When I was in grade school, I would guess around the 4th or 5th grade, the Rush County Museum was dedicated. The ceremonies took place in front of the building and Perkins Street was blocked off for the festivities. The high school and Graham Annex grade school were located right across from the newly dedicated museum so we were herded to Perkins Street and were the audience for the event.
There were numerous other organizations that took part in the dedication, one of which was the Rush County Chapter of the Daughters of the American Revolution. I was drawn to their booth and found they were selling a short history of Rush County copyrighted around 1900 for all of 50 cents. At the time, this was a huge expenditure for me, but one I felt was well worth it. I dug deep and found my 50 cents and became the proud owner of the booklet, which I still have and treasure.
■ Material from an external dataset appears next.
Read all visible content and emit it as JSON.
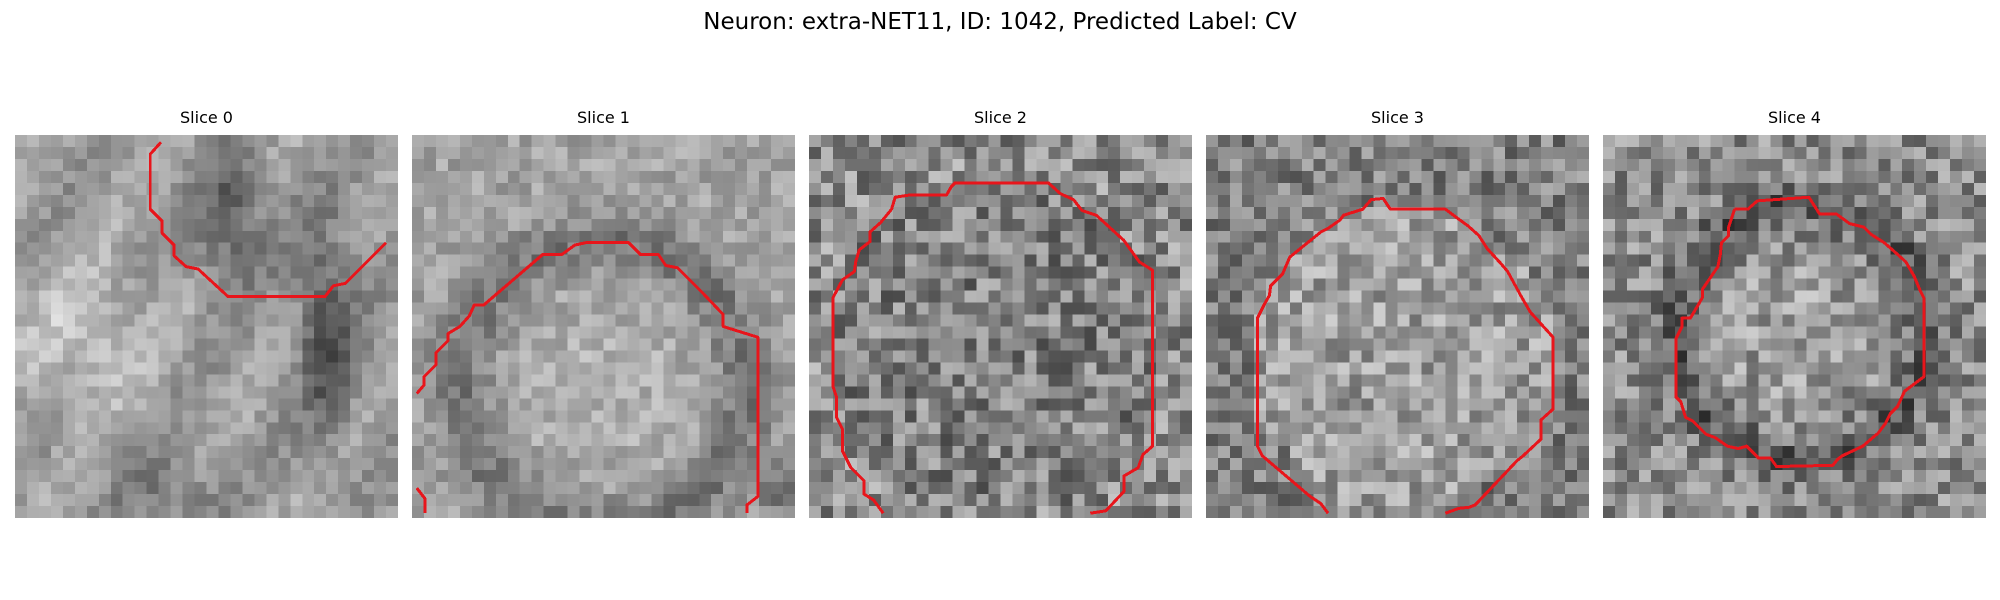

After the dedication we were allowed to tour the buildings that had been dedicated that day. This and the amount of information available from many local historians of the time certainly tended to get me very interested in history, especially Rush County history. I took the book home and my mother thought it was great I was interested enough to buy the book, knowing the cost was great for me at the time. Dad showed little interest and thought I possibly had wasted 50 cents, but did nothing to detract me from my new found interest. I still have that booklet today and read it off and on and really enjoy it. I found a lot of things about the county I had not known before. Being young, impressionable and interested I really got into the story of the only execution ever done in Rush County.